2. Search the "embedding" across the Vector DB via Backend/API.

3. Summarise the results recursively with the LLM until query+summary fit into the LLM's token length.

4. Use LLM to "get" an answer + return it in Frontend.

Whatever is embedded dictates the quality of the returned answer.

Of course, there are many other use cases right now, like AI Assistants, Programming, Scripting, Audio-to-Text, Text-to-Audio, Text-to-Video, Content Summarization, Transcripting, Content Writers, Content Composers Etc.

Performance vs Cost

Customers have different priorities regarding performance and cost, depending on application and approach. Large enterprises with significant user traffic must carefully consider the tradeoffs. No doubt, LLM providers like OpenAI and Mosaic will need to create new tools for enterprises to help analyse such tradeoffs accurately.

Theory of Mind

GPT and other like tech have opened up old-age debates and discussions around consciousness and the "theory of mind". So, if you talk to a human being they have a theory of physical space, they have a theory of New York City, they have a theory of a particular conversation, they have a theory of the interactions and context we are sharing. Interestingly, GPT-4 and other like models also demonstrate such capabilities. Where will this lead us? No idea.

Internet of Things

IoT has been a stop/start area of interest for many and GPT and other LLMs will unlock new investments across IoT. In particular, Chatbots will be active in future IoT projects. It comes with risk and will take some time before LLMs are leveraged in highly-sensitive environments or platforms, but IoT will benefit tremendously from LLMs and GPT.

Productivity Booster

LLMs and GPT is significantly impacting productivity, and enterprises and companies alike need to be aware of this potential power if they want to take advantage of it. It's a big bet, but I think most employees have been using GPT for some specific tasks in secret. Sure, the technology is familiar and has been circuling around academic institutions for a while but the way it is being used is new, and all of us need to be prepared to adapt. How do companies and enterprises do this? It's up to them to start consolidating resources, generating knowledge, and experimenting.

Security Threats

Attackers can easily tamper with the training data or tinker with the prompts used to create LLMs. In other words, it could affect a Chatbot LLM's decision-making.

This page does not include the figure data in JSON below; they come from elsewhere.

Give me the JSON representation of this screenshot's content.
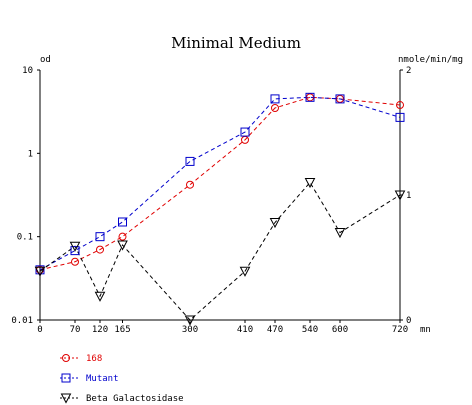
{
  "chart_data": {
    "type": "line",
    "title": "Minimal Medium",
    "x": [
      0,
      70,
      120,
      165,
      300,
      410,
      470,
      540,
      600,
      720
    ],
    "x_ticks": [
      "0",
      "70",
      "120",
      "165",
      "300",
      "410",
      "470",
      "540",
      "600",
      "720"
    ],
    "x_unit": "mn",
    "xlim": [
      0,
      720
    ],
    "left_axis": {
      "label": "od",
      "scale": "log",
      "ylim": [
        0.01,
        10
      ],
      "ticks": [
        "0.01",
        "0.1",
        "1",
        "10"
      ],
      "tick_values": [
        0.01,
        0.1,
        1,
        10
      ]
    },
    "right_axis": {
      "label": "nmole/min/mg",
      "scale": "linear",
      "ylim": [
        0,
        2
      ],
      "ticks": [
        "0",
        "1",
        "2"
      ],
      "tick_values": [
        0,
        1,
        2
      ]
    },
    "grid": false,
    "legend_position": "bottom-left",
    "series": [
      {
        "name": "168",
        "axis": "left",
        "marker": "circle",
        "color": "#e00000",
        "values": [
          0.04,
          0.05,
          0.07,
          0.1,
          0.42,
          1.45,
          3.5,
          4.7,
          4.5,
          3.8
        ]
      },
      {
        "name": "Mutant",
        "axis": "left",
        "marker": "square",
        "color": "#0000cc",
        "values": [
          0.04,
          0.068,
          0.1,
          0.15,
          0.8,
          1.8,
          4.5,
          4.7,
          4.5,
          2.7
        ]
      },
      {
        "name": "Beta Galactosidase",
        "axis": "right",
        "marker": "triangle-down",
        "color": "#000000",
        "values": [
          0.39,
          0.59,
          0.19,
          0.6,
          0.0,
          0.39,
          0.78,
          1.1,
          0.7,
          1.0
        ]
      }
    ]
  }
}
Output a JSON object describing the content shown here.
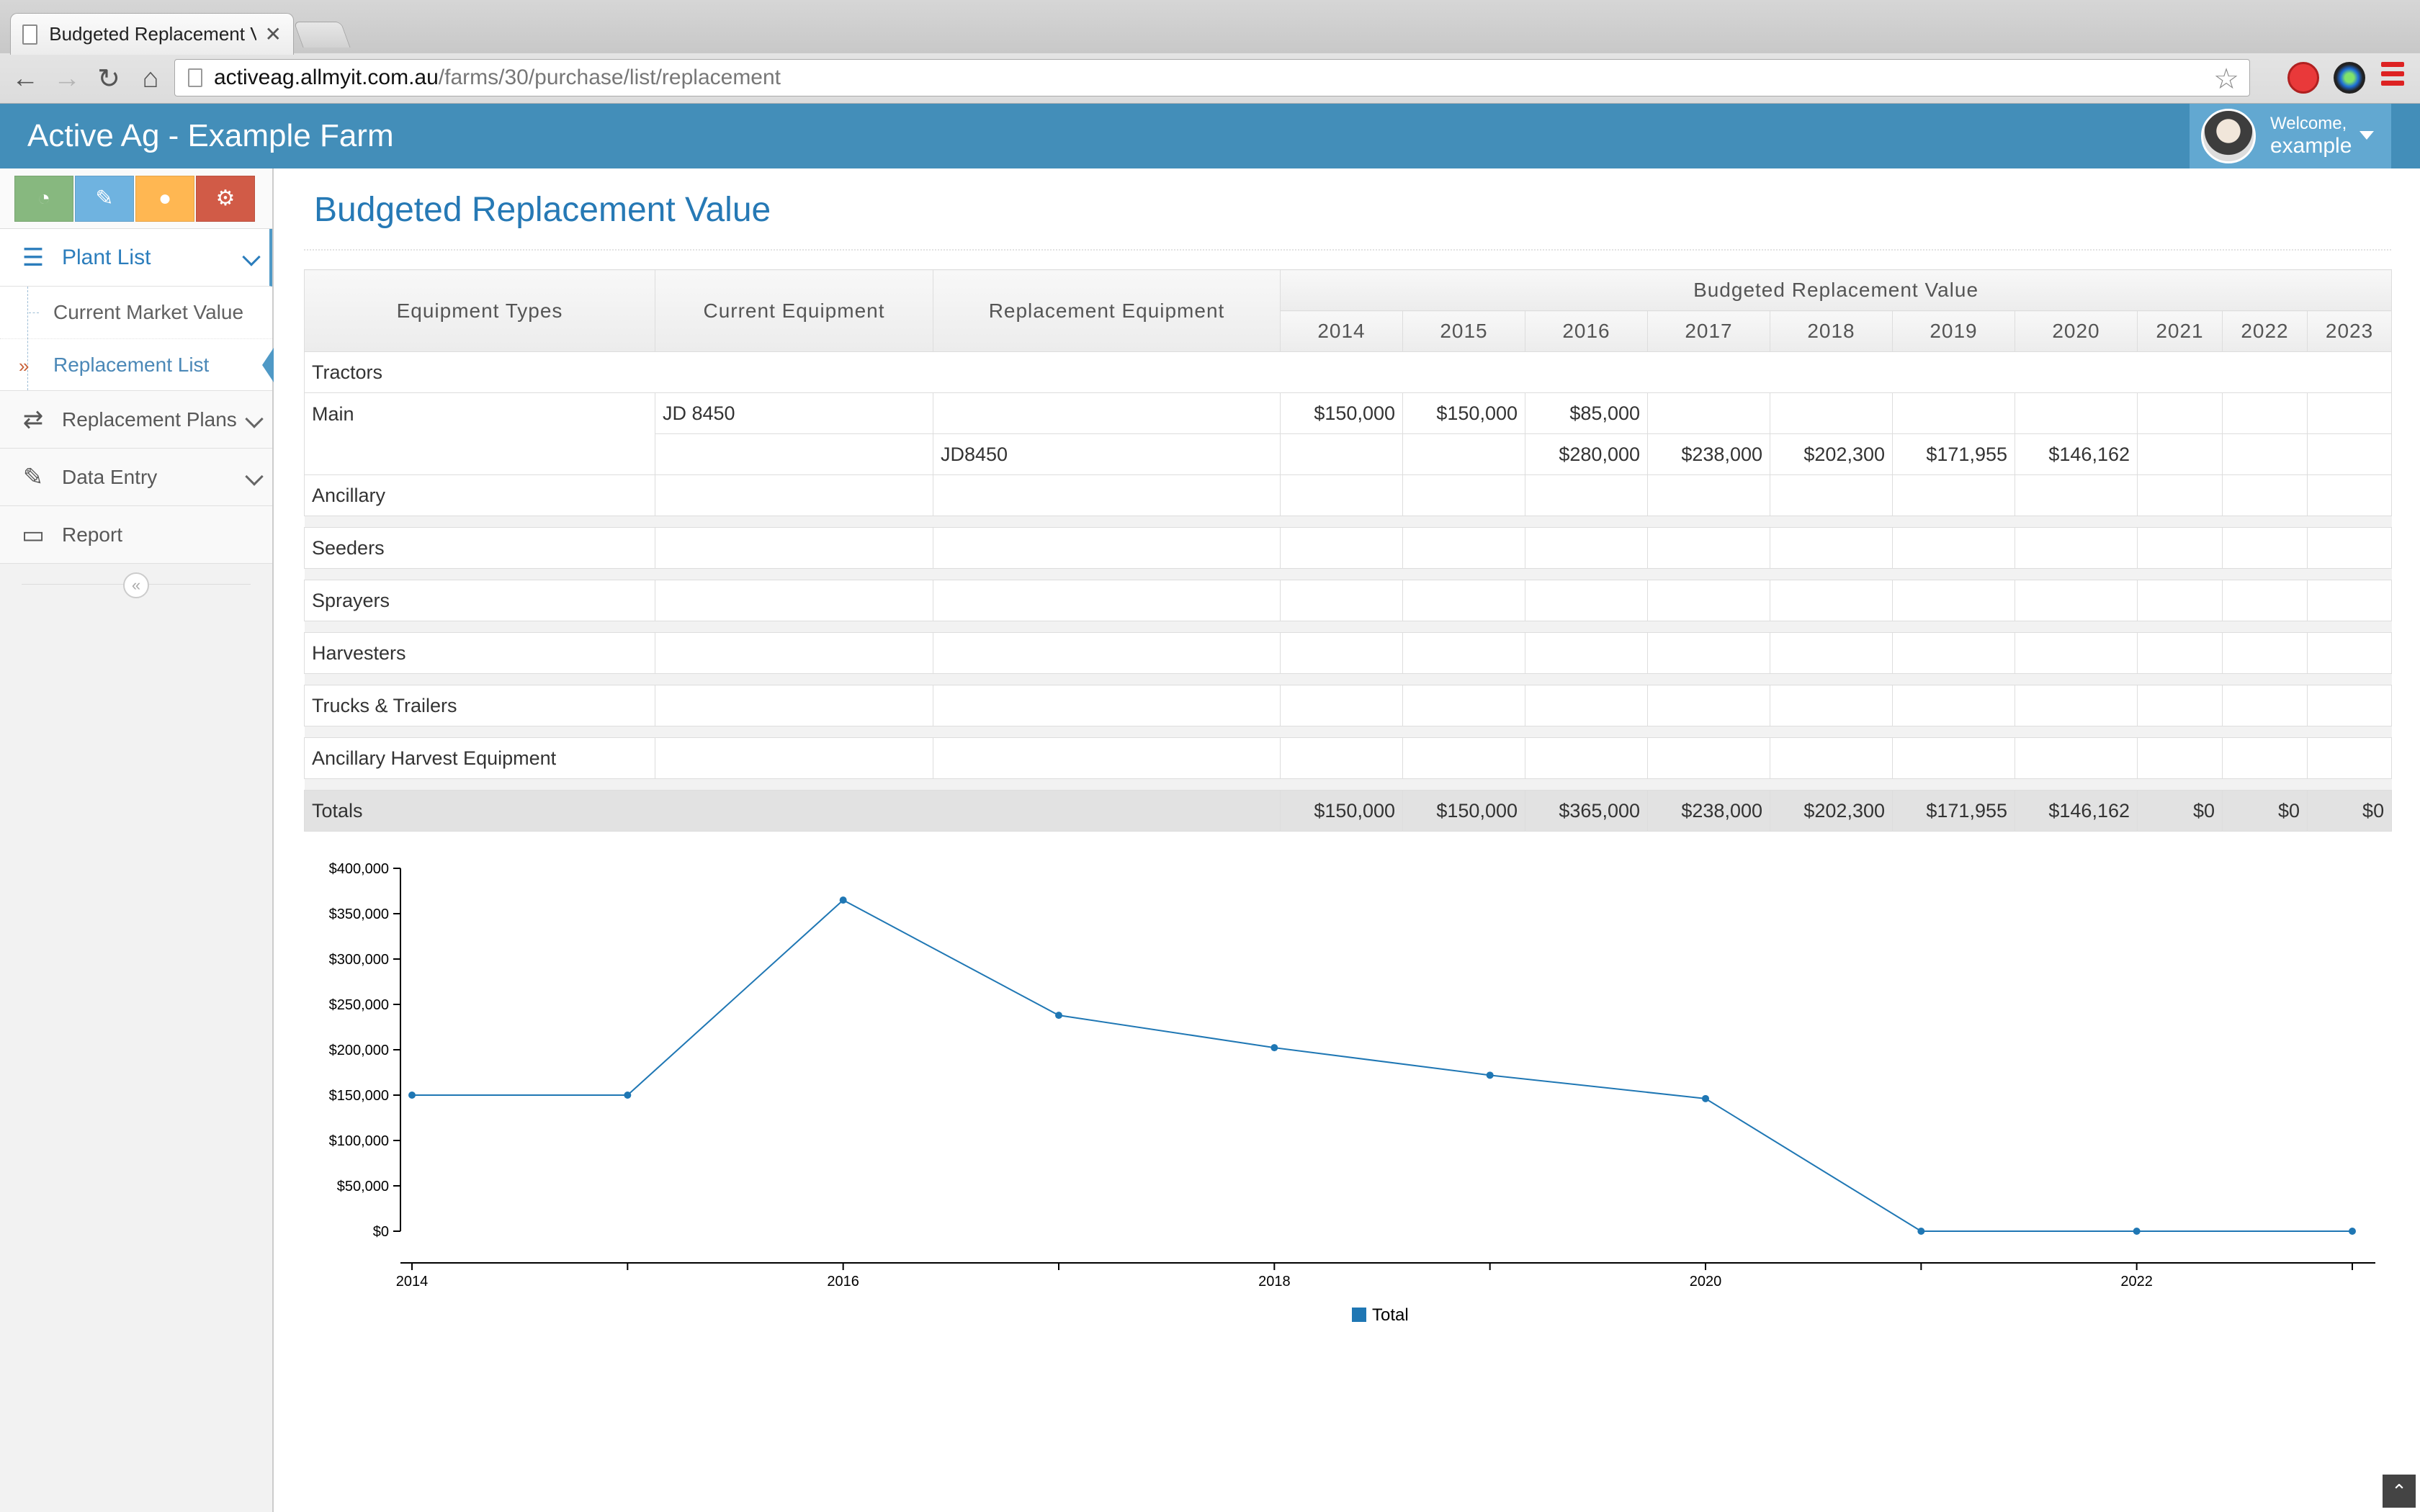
{
  "browser": {
    "tab_title": "Budgeted Replacement Val",
    "url_host": "activeag.allmyit.com.au",
    "url_path": "/farms/30/purchase/list/replacement"
  },
  "header": {
    "brand": "Active Ag - Example Farm",
    "welcome": "Welcome,",
    "username": "example"
  },
  "sidebar": {
    "shortcuts": [
      "dashboard-icon",
      "pencil-icon",
      "user-icon",
      "cogs-icon"
    ],
    "plant_list": "Plant List",
    "plant_sub": [
      "Current Market Value",
      "Replacement List"
    ],
    "replacement_plans": "Replacement Plans",
    "data_entry": "Data Entry",
    "report": "Report"
  },
  "page": {
    "title": "Budgeted Replacement Value"
  },
  "table": {
    "headers": {
      "equipment_types": "Equipment Types",
      "current_equipment": "Current Equipment",
      "replacement_equipment": "Replacement Equipment",
      "brv": "Budgeted Replacement Value",
      "years": [
        "2014",
        "2015",
        "2016",
        "2017",
        "2018",
        "2019",
        "2020",
        "2021",
        "2022",
        "2023"
      ]
    },
    "tractors": {
      "label": "Tractors",
      "main_label": "Main",
      "main_current": "JD 8450",
      "main_values": [
        "$150,000",
        "$150,000",
        "$85,000",
        "",
        "",
        "",
        "",
        "",
        "",
        ""
      ],
      "replacement_name": "JD8450",
      "replacement_values": [
        "",
        "",
        "$280,000",
        "$238,000",
        "$202,300",
        "$171,955",
        "$146,162",
        "",
        "",
        ""
      ],
      "ancillary_label": "Ancillary"
    },
    "categories": [
      "Seeders",
      "Sprayers",
      "Harvesters",
      "Trucks & Trailers",
      "Ancillary Harvest Equipment"
    ],
    "totals_label": "Totals",
    "totals": [
      "$150,000",
      "$150,000",
      "$365,000",
      "$238,000",
      "$202,300",
      "$171,955",
      "$146,162",
      "$0",
      "$0",
      "$0"
    ]
  },
  "chart_data": {
    "type": "line",
    "x": [
      2014,
      2015,
      2016,
      2017,
      2018,
      2019,
      2020,
      2021,
      2022,
      2023
    ],
    "series": [
      {
        "name": "Total",
        "values": [
          150000,
          150000,
          365000,
          238000,
          202300,
          171955,
          146162,
          0,
          0,
          0
        ]
      }
    ],
    "ylim": [
      0,
      400000
    ],
    "yticks": [
      "$0",
      "$50,000",
      "$100,000",
      "$150,000",
      "$200,000",
      "$250,000",
      "$300,000",
      "$350,000",
      "$400,000"
    ],
    "xticks": [
      "2014",
      "2016",
      "2018",
      "2020",
      "2022"
    ],
    "color": "#1f77b4",
    "legend": "bottom-center"
  }
}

Moreover, if training data is not correctly tracked or observed, LLMs can quickly become "poisoned" without anyone detecting them. Suppose an attacker could gain control over a web resource indexed by a particular data set. In that case, they could go to that web resource and poison the collected data, making it inaccurate and potentially negatively affecting the whole LLM algorithm.

Considering actual GPT and Chatbot use cases have flourished in a short time, far more than crypto and web 3.0 - I am worried about the potential security threats and deploying such LLMs "in the wild".

DISCLAIMER: I doubt my opinions will evolve over the coming weeks. So, take my thoughts at face value. See this as part one.